• karizma kelimesinin türkçe'mizin "kıta sahanlığında" bile olmadığı yıllarda, kâh pardesüsü ile, kâh pelerini ile "aslan yüzüne rağmen" sadece kadınların arzu odağı değil, "benim" diyen erkeklerin bile "yerinde olmayı dilediği" adam olmuştu.

    aslandı falan ama, nazik bi aslandı, çok zor duruma düşmezse "zora baş vurmaz", gereksiz yere kimseleri incitmezdi. tersi pisti ama, neticede yırtıcı. ses tonu da pusluydu abinin. o ara "etraftaki ucubelere, dış görünüşüne göre dawranmayalım" fikri sabit olmuştu halkın zihninde...

    o zamanlar 30'lu yaşlarında olan bi teyze'ye gidip sorsak "bre diyze vincent hakkında ne dersin" diye, ilk cewabı "çok çekti çook" olacaktır eminim.

    ek olarak (bkz: ron perlman)
  • nasıl unutulmuş hayret; bu hayvan adam vincent ile manevi babası falan yerin altındaki borulara vurarak bi nevi mors alfabesiyle haberleşiyorlardı. hatta o zamanlar kaloriferlerden ne zaman tak tuk sesler gelse "anaa vincent mesaj yolluyo" vs diye geyikler yapılırdı.

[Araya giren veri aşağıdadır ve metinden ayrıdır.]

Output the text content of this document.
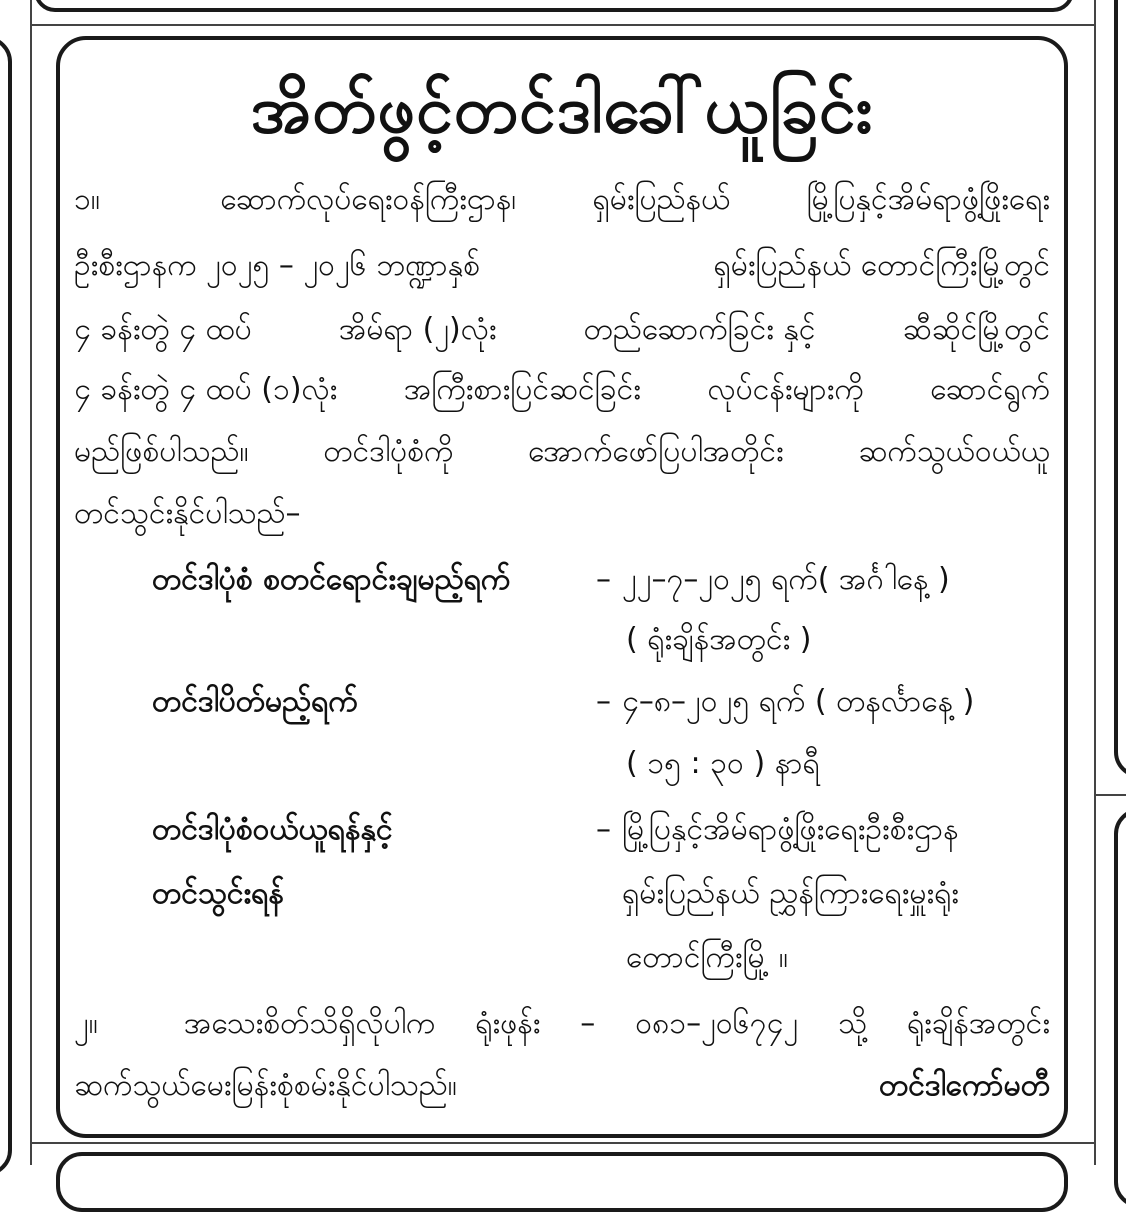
အိတ်ဖွင့်တင်ဒါခေါ်ယူခြင်း
၁။	ဆောက်လုပ်ရေးဝန်ကြီးဌာန၊	ရှမ်းပြည်နယ်	မြို့ပြနှင့်အိမ်ရာဖွံ့ဖြိုးရေး
ဦးစီးဌာနက ၂၀၂၅ – ၂၀၂၆ ဘဏ္ဍာနှစ်	ရှမ်းပြည်နယ် တောင်ကြီးမြို့တွင်
၄ ခန်းတွဲ ၄ ထပ်	အိမ်ရာ (၂)လုံး	တည်ဆောက်ခြင်း နှင့်	ဆီဆိုင်မြို့တွင်
၄ ခန်းတွဲ ၄ ထပ် (၁)လုံး အကြီးစားပြင်ဆင်ခြင်း လုပ်ငန်းများကို ဆောင်ရွက်
မည်ဖြစ်ပါသည်။ တင်ဒါပုံစံကို အောက်ဖော်ပြပါအတိုင်း ဆက်သွယ်ဝယ်ယူ
တင်သွင်းနိုင်ပါသည်–
တင်ဒါပုံစံ စတင်ရောင်းချမည့်ရက်	– ၂၂–၇–၂၀၂၅ ရက်( အင်္ဂါနေ့ )
( ရုံးချိန်အတွင်း )
တင်ဒါပိတ်မည့်ရက်	– ၄–၈–၂၀၂၅ ရက် ( တနင်္လာနေ့ )
( ၁၅ : ၃၀ ) နာရီ
တင်ဒါပုံစံဝယ်ယူရန်နှင့်
တင်သွင်းရန်
– မြို့ပြနှင့်အိမ်ရာဖွံ့ဖြိုးရေးဦးစီးဌာန
ရှမ်းပြည်နယ် ညွှန်ကြားရေးမှူးရုံး
တောင်ကြီးမြို့ ။
၂။	အသေးစိတ်သိရှိလိုပါက ရုံးဖုန်း – ၀၈၁–၂၀၆၇၄၂ သို့ ရုံးချိန်အတွင်း
ဆက်သွယ်မေးမြန်းစုံစမ်းနိုင်ပါသည်။	တင်ဒါကော်မတီ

  • yanlış hatırlamıyorsam ilk bölümünde kızı çiziyorlardı*; bu abimiz de kızı inine götürüp tedavi ediyordu. yüzü gözü düzeliyordu kızın.
    güzel kardeşim; madem öyle bir merhemin var yüzü gözü düzeltiyor, neden kendine de sürmüosun? ee terzi kendi söküğünü dikemezmiş.

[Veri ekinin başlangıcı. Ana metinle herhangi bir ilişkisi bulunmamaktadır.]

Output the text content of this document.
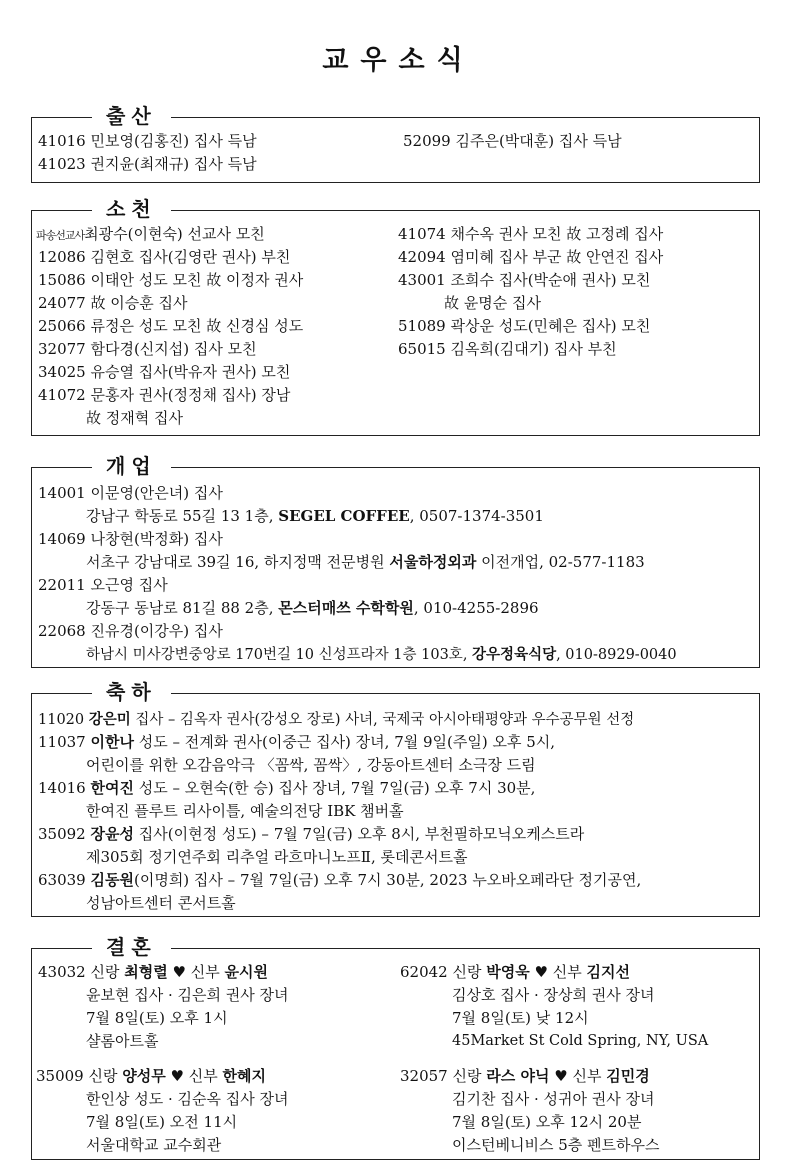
교우소식
출산
41016 민보영(김홍진) 집사 득남
41023 권지윤(최재규) 집사 득남
52099 김주은(박대훈) 집사 득남
소천
파송선교사최광수(이현숙) 선교사 모친
12086 김현호 집사(김영란 권사) 부친
15086 이태안 성도 모친 故 이정자 권사
24077 故 이승훈 집사
25066 류정은 성도 모친 故 신경심 성도
32077 함다경(신지섭) 집사 모친
34025 유승열 집사(박유자 권사) 모친
41072 문홍자 권사(정정채 집사) 장남
故 정재혁 집사
41074 채수옥 권사 모친 故 고정례 집사
42094 염미혜 집사 부군 故 안연진 집사
43001 조희수 집사(박순애 권사) 모친
故 윤명순 집사
51089 곽상운 성도(민혜은 집사) 모친
65015 김옥희(김대기) 집사 부친
개업
14001 이문영(안은녀) 집사
강남구 학동로 55길 13 1층, SEGEL COFFEE, 0507-1374-3501
14069 나창현(박정화) 집사
서초구 강남대로 39길 16, 하지정맥 전문병원 서울하정외과 이전개업, 02-577-1183
22011 오근영 집사
강동구 동남로 81길 88 2층, 몬스터매쓰 수학학원, 010-4255-2896
22068 진유경(이강우) 집사
하남시 미사강변중앙로 170번길 10 신성프라자 1층 103호, 강우정육식당, 010-8929-0040
축하
11020 강은미 집사 – 김옥자 권사(강성오 장로) 사녀, 국제국 아시아태평양과 우수공무원 선정
11037 이한나 성도 – 전계화 권사(이중근 집사) 장녀, 7월 9일(주일) 오후 5시,
어린이를 위한 오감음악극 〈꼼싹, 꼼싹〉, 강동아트센터 소극장 드림
14016 한여진 성도 – 오현숙(한 승) 집사 장녀, 7월 7일(금) 오후 7시 30분,
한여진 플루트 리사이틀, 예술의전당 IBK 챔버홀
35092 장윤성 집사(이현정 성도) – 7월 7일(금) 오후 8시, 부천필하모닉오케스트라
제305회 정기연주회 리추얼 라흐마니노프Ⅱ, 롯데콘서트홀
63039 김동원(이명희) 집사 – 7월 7일(금) 오후 7시 30분, 2023 누오바오페라단 정기공연,
성남아트센터 콘서트홀
결혼
43032 신랑 최형렬 ♥ 신부 윤시원
윤보현 집사 · 김은희 권사 장녀
7월 8일(토) 오후 1시
샬롬아트홀
62042 신랑 박영욱 ♥ 신부 김지선
김상호 집사 · 장상희 권사 장녀
7월 8일(토) 낮 12시
45Market St Cold Spring, NY, USA
35009 신랑 양성무 ♥ 신부 한혜지
한인상 성도 · 김순옥 집사 장녀
7월 8일(토) 오전 11시
서울대학교 교수회관
32057 신랑 라스 야닉 ♥ 신부 김민경
김기찬 집사 · 성귀아 권사 장녀
7월 8일(토) 오후 12시 20분
이스턴베니비스 5층 펜트하우스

  • ron perlman tarafindan oynanmi$, gercekten de gonullerde ayri bir tad birakmi$ bir karakterdi. hepsinden once o aglak kopek suratli catherine*'e tahammul etmesi bizim icin kahraman yapardi vincenzo'yu, hani bazen cekilecek dert degildi o bayanin suratina bakmak. helal sana bu yollar vincenzo, yuru kocu...ehoh aslanim. evet evet, kelimenin tam anlamiyla "aslanim benim" vincenzo.
  • ailecek izlediğimiz modern bir güzel çirkin yorumu idi
    nedense bu diziler pek rağbet görmüyor artık (bkz: yilan hikayesi)

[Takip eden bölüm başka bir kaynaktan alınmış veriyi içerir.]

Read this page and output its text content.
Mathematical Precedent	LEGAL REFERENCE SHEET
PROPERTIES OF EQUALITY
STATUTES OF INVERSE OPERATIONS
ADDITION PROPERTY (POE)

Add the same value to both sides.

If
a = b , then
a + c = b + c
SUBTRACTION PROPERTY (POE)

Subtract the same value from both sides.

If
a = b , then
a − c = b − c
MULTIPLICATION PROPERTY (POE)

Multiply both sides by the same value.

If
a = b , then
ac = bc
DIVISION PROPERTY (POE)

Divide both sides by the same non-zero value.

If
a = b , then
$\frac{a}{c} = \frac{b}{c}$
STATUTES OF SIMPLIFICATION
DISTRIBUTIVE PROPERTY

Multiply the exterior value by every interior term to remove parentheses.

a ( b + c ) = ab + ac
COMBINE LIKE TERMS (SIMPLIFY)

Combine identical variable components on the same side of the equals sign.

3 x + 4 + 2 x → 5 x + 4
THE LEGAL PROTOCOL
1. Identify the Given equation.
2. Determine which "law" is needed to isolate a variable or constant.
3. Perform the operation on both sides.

    bigbirader dün akşam bu adamın suratının gerçekten öyle olduğunu falan iddia etti. hatta dizi için düşünülmüş lmasının en büyük sebeplerinden biri de buymuş
    sonra meatloaf i'll do anyting for love diye bi şarkı yaptı onun da klibi falan aynı hikaye
  • linda hamilton gibi o zamanın daş hatununu bize tanıtmış, çocukluğumuzda sıkca dayak yememize neden olmuş, yavşak karakter.
    şöyle ki;
    bu adamın(vincent) halkı yer altında borulara vurarak haberleşiyolardı. biz de onlara özenen mahalle veletleri olarak sokağımızda bulunan dsi'nin su deposu tesisinin borularını zopalardık. bi müddet sonra sese gelen(bkz: sese gelmek) tesis bekçisi ya da sesten bunalan yaşlı bi mahalle sakini tekme tokat kovalardı bizi. onca dayağa rağmen vazgeçtik mi? tabii ki de hayır. mahalle diyorum, velet diyorum...boruları da dövdük, dövüldük de...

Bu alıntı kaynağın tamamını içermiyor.